Soja jest jedną z najważniejszych roślin uprawnych na świecie. Zajmuje 75% obszaru uprawy gatunków bobowatych. Ma ogromne znaczenie ponieważ w nasionach zawiera jednocześnie: 18-22% oleju i 33-45% białka. Uprawa soi jest szeroko rozpowszechniona w krajach o różnych warunkach klimatycznych, jednak Polska jest jednym z najbardziej wysuniętych na północ państw, w których prowadzona jest hodowla twórcza soi – potrzebujemy genotypów tolerancyjnych na długość dnia, bardzo wczesnych (MG „000”). W konsekwencji z ogromnej zmienności gatunku Glycine max w warunkach środowiskowych Polski tylko nieliczne genotypy mogą stanowić materiał wyjściowy do hodowli. Brak odpowiednich materiałów wyjściowych w dużym stopniu ogranicza możliwości hodowli nowych odmian. W związku z tym, głównym celem realizowanego projektu jest gromadzenie wczesnych genotypów soi z najważniejszych kolekcji i banków genów soi na świecie: Soybean Germplasm Collection znajdującej się w Urbanie, należącej do USDA, ARS; banku genów Plant Gene Resources of Canada, Agriculture and Agri-Food Canada, Saskatoon; kolekcji Leguminous Crops Genetic Resources Department z N. I. Vavilov Research Institut of Plant Industry w St. Petersburgu w Rosji; Japanese Soybean Core Collection należącej do National Institute of Agrobiological Sciences (Japonia). Każdego roku sprowadzane jest 100 nowych genotypów, które są w doświadczeniach polowych oceniane w warunkach środowiskowych Polski. Charakterystyka cech fenologicznych, morfologicznych oraz cech komponentów plonu jest podstawą oceny przydatności tych genotypów do hodowli soi w Polsce. W ramach projektu gromadzone są również genotypy z gatunku dzikiego Glycine soja, bezpośredniego przodka soi uprawnej G. max, rosnące w warunkach naturalnych w szerokości geograficznej Polski. Prowadzone są obserwacje kwitnienia tych genotypów oraz przeprowadzane krzyżowanie międzygatunkowe G. max x G. soja w celu poszerzenia zmienności otrzymywanych mieszańców.

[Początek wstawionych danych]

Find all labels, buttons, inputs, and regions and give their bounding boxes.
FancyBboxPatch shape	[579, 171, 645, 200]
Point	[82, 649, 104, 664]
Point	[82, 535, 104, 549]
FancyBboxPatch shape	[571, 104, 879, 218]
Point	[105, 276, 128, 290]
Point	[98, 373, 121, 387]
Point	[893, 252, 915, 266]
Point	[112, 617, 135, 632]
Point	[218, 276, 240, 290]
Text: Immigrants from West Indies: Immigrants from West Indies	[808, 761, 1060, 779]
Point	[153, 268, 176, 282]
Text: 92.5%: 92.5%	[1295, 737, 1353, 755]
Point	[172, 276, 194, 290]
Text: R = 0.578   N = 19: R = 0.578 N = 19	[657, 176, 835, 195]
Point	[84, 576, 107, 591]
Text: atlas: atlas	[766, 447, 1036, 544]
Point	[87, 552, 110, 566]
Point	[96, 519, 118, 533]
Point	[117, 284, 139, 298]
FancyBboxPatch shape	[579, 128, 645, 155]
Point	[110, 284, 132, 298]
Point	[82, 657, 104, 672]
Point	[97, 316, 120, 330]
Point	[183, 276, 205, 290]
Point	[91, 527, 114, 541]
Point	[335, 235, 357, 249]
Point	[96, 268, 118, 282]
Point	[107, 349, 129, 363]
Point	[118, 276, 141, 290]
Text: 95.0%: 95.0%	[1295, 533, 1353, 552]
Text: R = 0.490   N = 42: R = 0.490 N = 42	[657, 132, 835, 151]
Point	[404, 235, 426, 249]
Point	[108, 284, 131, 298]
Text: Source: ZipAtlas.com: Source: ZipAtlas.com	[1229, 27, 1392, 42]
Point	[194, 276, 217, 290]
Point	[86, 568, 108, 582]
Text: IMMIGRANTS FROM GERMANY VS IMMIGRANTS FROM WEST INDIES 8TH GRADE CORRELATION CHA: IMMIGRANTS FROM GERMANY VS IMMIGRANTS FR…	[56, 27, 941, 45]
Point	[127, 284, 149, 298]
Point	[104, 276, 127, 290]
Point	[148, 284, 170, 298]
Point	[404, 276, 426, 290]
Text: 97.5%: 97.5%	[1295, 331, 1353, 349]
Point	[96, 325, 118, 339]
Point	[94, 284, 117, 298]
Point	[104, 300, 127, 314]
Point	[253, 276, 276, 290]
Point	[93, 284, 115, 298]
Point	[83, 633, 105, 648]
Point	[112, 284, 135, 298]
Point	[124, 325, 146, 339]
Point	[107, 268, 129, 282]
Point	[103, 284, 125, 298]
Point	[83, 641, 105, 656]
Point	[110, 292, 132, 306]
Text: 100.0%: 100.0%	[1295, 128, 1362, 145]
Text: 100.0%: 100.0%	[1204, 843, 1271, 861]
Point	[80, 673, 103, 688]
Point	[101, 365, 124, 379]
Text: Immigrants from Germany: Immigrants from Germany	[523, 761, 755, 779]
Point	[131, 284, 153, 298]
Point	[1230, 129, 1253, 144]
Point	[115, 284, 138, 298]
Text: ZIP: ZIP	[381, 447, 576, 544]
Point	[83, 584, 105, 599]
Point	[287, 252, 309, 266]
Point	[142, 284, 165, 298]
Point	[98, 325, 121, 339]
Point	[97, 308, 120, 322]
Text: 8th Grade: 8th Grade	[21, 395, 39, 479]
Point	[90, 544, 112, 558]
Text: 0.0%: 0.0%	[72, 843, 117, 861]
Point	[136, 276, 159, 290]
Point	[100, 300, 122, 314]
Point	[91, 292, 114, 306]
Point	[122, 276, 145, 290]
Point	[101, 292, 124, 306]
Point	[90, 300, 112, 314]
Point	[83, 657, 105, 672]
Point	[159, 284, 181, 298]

IDENTYFIKACJA UKŁADÓW ALLELICZNYCH GENÓW FOTONEUTRALNOŚCI I WCZESNOŚCI ORAZ OPRACOWANIE METODYKI OTRZYMYWANIA ROŚLIN HOMOZYGOTYCZNYCH U SOI

Projekt realizowany w ramach dotacji Ministerstwa Rolnictwa i Rozwoju Wsi na pokrycie kosztów wykonania badań odstawowych na rzecz postępu biologicznego w produkcji roślinne - zadanie nr 105. Kierownik tematu: dr hab. Jerzy Nawracała prof. nadzw., e-mail jnawrac@up.poznan.pl.

Soja jest rośliną dnia krótkiego, ciepłolubną pochodzącą z Chin. Hodowla i uprawa soi w Polsce prowadzona jest na północ od głównych rejonów uprawy soi. W związku z tym brakuje genotypów soi dostosowanych do naszych warunków klimatycznych. Warunkiem podstawowym wyhodowania odmian soi, które mogą być uprawiane w Polsce jest znalezienie genotypów niewrażliwych na długość dnia i dojrzewających wcześnie, najlepiej do końca września. Ważnym też zagadnieniem jest określenie genów warunkujących typ wzrostu pędu.

W projekcie prowadzone są prace mające na celu poznanie, na poziomie molekularnym i fenotypowym, wpływu współdziałania różnych alleli genów wczesności (E1, E2, E3, E4) w determinacji cechy wczesności kwitnienia u soi. Sprawdzenie polega na ocenie udziału genów i ich alleli w kolekcji genotypów soi zgromadzonych w KG i HR (genotypowanie z użyciem markerów) oraz uzyskaniu materiałów o pożądanym genotypie (krzyżowanie). Kolejnym etapem projektu jest identyfikacja układów recesywnych alleli genów wczesności, które w efekcie dają brak reakcji fotoperiodycznej na warunki długiego dnia. Dodatkowo przeprowadzana jest identyfikacja na poziomie molekularnym genotypów z genem Dt2 determinującym semizdeterminowany typ wzrostu pędu oraz opracowanie metodyki skrócenia czasu dojścia do homozygotyczności – otrzymanie minimum 2 pokoleń w 1 roku (metoda SSD). Zidentyfikowanie genotypów soi fotoneutralnych, o odpowiedniej długości okresu wegetacji wynikającej z korzystnego (z punktu widzenia adaptacji do warunków środowiskowych Polski) układu alleli genów wczesności (E1 – E4) oraz jednocześnie o semizdeterminowanym typie wzrostu, pozwoli na wyszukanie odpowiednich materiałów wyjściowych do hodowli soi w Polsce, a jednoczesne opracowanie metodyki pojedynczych nasion może znacznie przyspieszyć, o kilka lat, wyhodowanie w Polsce nowych, lepiej dostosowanych i wyżej plonujących odmian soi.